I didn’t intend to stop. I didn’t even really WANT to stop. But I stopped alright. And the thing was, for the next three months, I found that no matter how hard I tried, I just couldn’t start again.

I hit burnout.

We all know the word, but if you’ve never experienced it, then let me fill you in: You feel exhausted all the time, even after a great night’s rest. You feel sick to death of everything. Even the most menial of tasks feel like pushing boulders up hills. You have no interest in anything, particularly anything which has led you to burnout, and no matter what you do to “jazz yourself up” (pep talks, more coffee, endless lists to get yourself ‘organised’ etc), you are stuck.

Tick tock, pal. Time might be running out.

And this is where I found myself. I had hit burnout like a bug hits a windscreen, and I had to just, well, give up.

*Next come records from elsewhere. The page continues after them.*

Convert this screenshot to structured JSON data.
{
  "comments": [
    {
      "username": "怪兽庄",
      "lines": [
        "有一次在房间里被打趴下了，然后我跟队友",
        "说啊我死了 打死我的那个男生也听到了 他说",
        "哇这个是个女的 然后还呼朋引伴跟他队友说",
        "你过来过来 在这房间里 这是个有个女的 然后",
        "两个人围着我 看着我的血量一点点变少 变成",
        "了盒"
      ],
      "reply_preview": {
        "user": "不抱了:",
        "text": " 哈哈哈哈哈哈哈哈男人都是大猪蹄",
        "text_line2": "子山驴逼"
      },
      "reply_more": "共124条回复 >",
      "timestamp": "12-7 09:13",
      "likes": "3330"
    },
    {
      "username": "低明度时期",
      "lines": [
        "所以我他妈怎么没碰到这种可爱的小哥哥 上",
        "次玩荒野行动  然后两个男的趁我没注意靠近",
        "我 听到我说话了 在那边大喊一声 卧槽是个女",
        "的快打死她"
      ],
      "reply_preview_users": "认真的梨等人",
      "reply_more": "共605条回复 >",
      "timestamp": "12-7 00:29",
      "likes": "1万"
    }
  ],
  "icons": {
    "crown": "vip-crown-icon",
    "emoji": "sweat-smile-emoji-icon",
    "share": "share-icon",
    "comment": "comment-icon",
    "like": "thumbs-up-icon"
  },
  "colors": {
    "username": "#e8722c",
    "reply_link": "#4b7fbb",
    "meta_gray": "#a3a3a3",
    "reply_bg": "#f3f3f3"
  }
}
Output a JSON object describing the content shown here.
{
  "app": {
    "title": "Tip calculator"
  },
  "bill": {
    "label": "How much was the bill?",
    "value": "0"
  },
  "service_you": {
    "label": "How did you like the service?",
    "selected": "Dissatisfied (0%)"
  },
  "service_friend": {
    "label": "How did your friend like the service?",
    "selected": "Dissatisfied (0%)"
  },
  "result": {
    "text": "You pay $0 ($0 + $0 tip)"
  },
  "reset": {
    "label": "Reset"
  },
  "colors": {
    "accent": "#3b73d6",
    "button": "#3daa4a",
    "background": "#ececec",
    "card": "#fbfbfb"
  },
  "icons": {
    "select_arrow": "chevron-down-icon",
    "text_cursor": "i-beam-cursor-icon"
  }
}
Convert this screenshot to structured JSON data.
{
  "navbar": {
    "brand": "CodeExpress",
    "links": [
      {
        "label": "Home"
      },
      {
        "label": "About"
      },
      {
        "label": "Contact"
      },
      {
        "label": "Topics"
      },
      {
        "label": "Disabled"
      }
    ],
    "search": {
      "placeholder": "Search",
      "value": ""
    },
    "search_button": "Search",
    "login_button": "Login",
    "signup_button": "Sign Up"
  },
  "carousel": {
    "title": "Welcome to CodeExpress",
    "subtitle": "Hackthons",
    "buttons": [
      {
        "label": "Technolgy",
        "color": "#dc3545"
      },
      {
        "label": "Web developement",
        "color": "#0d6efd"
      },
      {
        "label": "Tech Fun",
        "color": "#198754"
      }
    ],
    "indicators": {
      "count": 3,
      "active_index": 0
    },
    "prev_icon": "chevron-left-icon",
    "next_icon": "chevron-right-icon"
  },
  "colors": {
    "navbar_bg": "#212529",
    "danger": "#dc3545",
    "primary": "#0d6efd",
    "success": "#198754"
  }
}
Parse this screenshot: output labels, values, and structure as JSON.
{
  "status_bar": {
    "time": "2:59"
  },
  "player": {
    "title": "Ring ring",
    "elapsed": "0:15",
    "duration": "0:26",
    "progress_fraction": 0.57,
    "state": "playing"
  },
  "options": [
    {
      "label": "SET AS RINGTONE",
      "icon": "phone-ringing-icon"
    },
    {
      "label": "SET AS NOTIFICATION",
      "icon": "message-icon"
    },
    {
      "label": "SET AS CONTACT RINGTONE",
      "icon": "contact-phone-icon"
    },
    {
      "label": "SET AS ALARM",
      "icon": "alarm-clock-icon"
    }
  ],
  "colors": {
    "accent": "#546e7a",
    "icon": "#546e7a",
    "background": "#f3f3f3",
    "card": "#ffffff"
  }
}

I spent the next two months in a sort of limbo, where my inability to accomplish any of my tasks battled in my skull with the mounting frustration that I wasn’t getting the stuff done which needed doing.

And then, at long last, I did what I couldn’t let myself do for so long, and I just stopped. I stopped trying. I stopped, and lay down, and sat on my ass and binge watched shows while eating like the dickens. I cried, and I drank, and I slept a LOT.

After a month now, I am finally feeling human again, and am ready to get moving once more.

Let me lay it on the line: If you feel yourself being driven by a slavemaster in your skull to keep going, consider it a warning sign. If you think maybe you have taken on too much, more than likely you have. If you are teetering in the 70–90 hr a week area, you are in a stratosphere of dysfunction which is bad for your soul. If you’re there (or even close to there right now), then take my advice: Stop, and don’t start up again until that inner slave master shuts his/her fucking mouth.

Burnout is very real, and in my case, I got off light. I have known people who have had such horrific burnout before that they never recovered. They were never able to pick themselves up and carry on. I once spent a year struggling to recover.

I am a creative, and as I said, creation is my bag, so if you’re like me, then take some sagely advice: Creation is amazing, but not at the price of your health or your sanity. Make sure to take time off as needed to salve your soul. Waste more hours to ensure you don’t get overwhelmed. Give yourself the time you need to recharge, or the universe will do it for you, and the universe is not all that kind in how it brings the hammer down.

I’m back to my work again. The novel is being tweaked. The startup is going again, and I’m back to training, and to work. I am clearly back at it again, but this time, I intend to watch myself, and keep a clear head for the warning signs. That inner slavemaster can kiss my ass.